New court ruling will change the nature of labour broking in SA
Labour brokers have been dealt a major blow after the Constitutional Court ruled on Thursday that they were not dual employers when their clients absorb contract workers as permanent staff.
The landmark ruling will change the nature of labour broking in SA.
Recent amendments to the Labour Relations Act (LRA) dictate that clients of labour brokers have to hire contractors who earn below R205,433 annually after three months. The Constitutional Court ruled that clients of labour brokers were sole employers and the language in Section 198A of the LRA was clear enough.
A protracted battle over the right interpretation of the section has seen unions and labour brokers battling it out in several courts.

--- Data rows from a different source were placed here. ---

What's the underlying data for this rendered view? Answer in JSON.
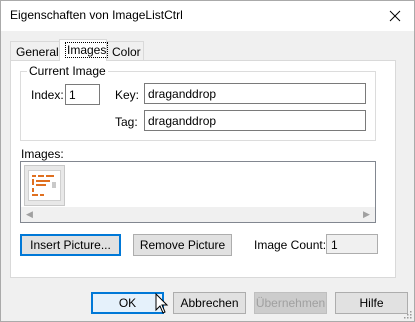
{
  "window": {
    "title": "Eigenschaften von ImageListCtrl"
  },
  "tabs": [
    {
      "label": "General"
    },
    {
      "label": "Images"
    },
    {
      "label": "Color"
    }
  ],
  "current_image": {
    "group_label": "Current Image",
    "index_label": "Index:",
    "index_value": "1",
    "key_label": "Key:",
    "key_value": "draganddrop",
    "tag_label": "Tag:",
    "tag_value": "draganddrop"
  },
  "images": {
    "label": "Images:"
  },
  "actions": {
    "insert_picture": "Insert Picture...",
    "remove_picture": "Remove Picture",
    "image_count_label": "Image Count:",
    "image_count_value": "1"
  },
  "footer": {
    "ok": "OK",
    "cancel": "Abbrechen",
    "apply": "Übernehmen",
    "help": "Hilfe"
  }
}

The ruling means temporary employment services (TES) will not have any legal standing in the employment terms of contract workers, nor be involved any further in the equation with regards to the LRA.
TES companies have complained that the ruling will have adverse effects on their profitability and potentially destabilise the labour market.

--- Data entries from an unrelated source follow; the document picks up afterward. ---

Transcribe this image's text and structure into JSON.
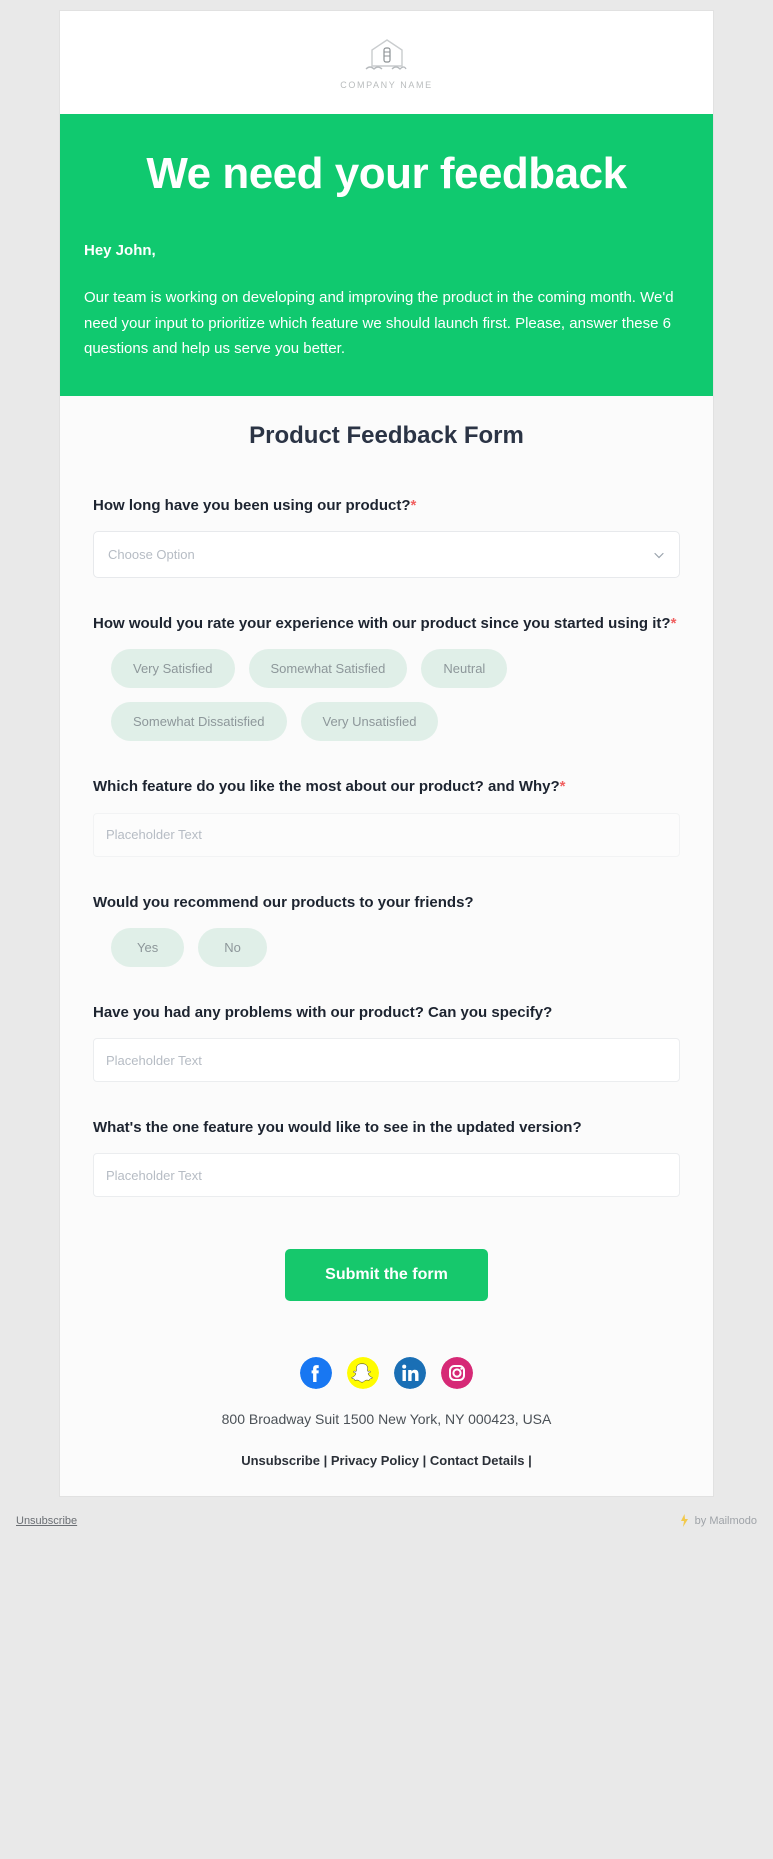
{
  "brand": {
    "logo_icon": "house-logo-icon",
    "company_name": "COMPANY NAME",
    "accent_green": "#10c96f",
    "button_green": "#16c86c",
    "pill_bg": "#e0efe8"
  },
  "hero": {
    "title": "We need your feedback",
    "greeting": "Hey John,",
    "body": "Our team is working on developing and improving the product in the coming month. We'd need your input to prioritize which feature we should launch first. Please, answer these 6 questions and help us serve you better."
  },
  "form": {
    "title": "Product Feedback Form",
    "questions": [
      {
        "label": "How long have you been using our product?",
        "required": "*",
        "type": "select",
        "placeholder": "Choose Option",
        "value": ""
      },
      {
        "label": "How would you rate your experience with our product since you started using it?",
        "required": "*",
        "type": "pills",
        "options": [
          "Very Satisfied",
          "Somewhat Satisfied",
          "Neutral",
          "Somewhat Dissatisfied",
          "Very Unsatisfied"
        ]
      },
      {
        "label": "Which feature do you like the most about our product? and Why?",
        "required": "*",
        "type": "text",
        "placeholder": "Placeholder Text",
        "value": ""
      },
      {
        "label": "Would you recommend our products to your friends?",
        "required": "",
        "type": "pills",
        "options": [
          "Yes",
          "No"
        ]
      },
      {
        "label": "Have you had any problems with our product? Can you specify?",
        "required": "",
        "type": "text",
        "placeholder": "Placeholder Text",
        "value": ""
      },
      {
        "label": "What's the one feature you would like to see in the updated version?",
        "required": "",
        "type": "text",
        "placeholder": "Placeholder Text",
        "value": ""
      }
    ],
    "submit_label": "Submit the form"
  },
  "footer": {
    "social": [
      {
        "name": "facebook-icon",
        "color": "#1877f2"
      },
      {
        "name": "snapchat-icon",
        "color": "#fffc00"
      },
      {
        "name": "linkedin-icon",
        "color": "#1a6fb5"
      },
      {
        "name": "instagram-icon",
        "color": "#d62976"
      }
    ],
    "address": "800 Broadway Suit 1500 New York, NY 000423, USA",
    "links": [
      "Unsubscribe",
      "Privacy Policy",
      "Contact Details"
    ],
    "separator": " | ",
    "trailing_separator": " |"
  },
  "bottom_bar": {
    "unsubscribe": "Unsubscribe",
    "by_brand": "by Mailmodo",
    "brand_icon": "mailmodo-logo-icon"
  }
}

The section in contestation leading to the now dismissed appeal application by Assign Services has been the cause of confusion in the industry, with the qualifying workers left in the lurch. The Constitutional Court has upheld a 2017 ruling by the Labour Appeal Court that found in favour of the National Union of Metalworkers of SA (Numsa) which represented workers in the employ of Assign Services who challenged the dual-employer interpretation.
The case was originally heard at the Commission for Conciliation, Mediation and Arbitration (CCMA) when the company’s employees, represented by Numsa, challenged the dual-employer interpretation.
Numsa spokesperson Phakamile Hlubi-Majola said the judgment would change the lives of the country’s most lowest paid workers who were exploited due to lack of clarity about their rightful employers.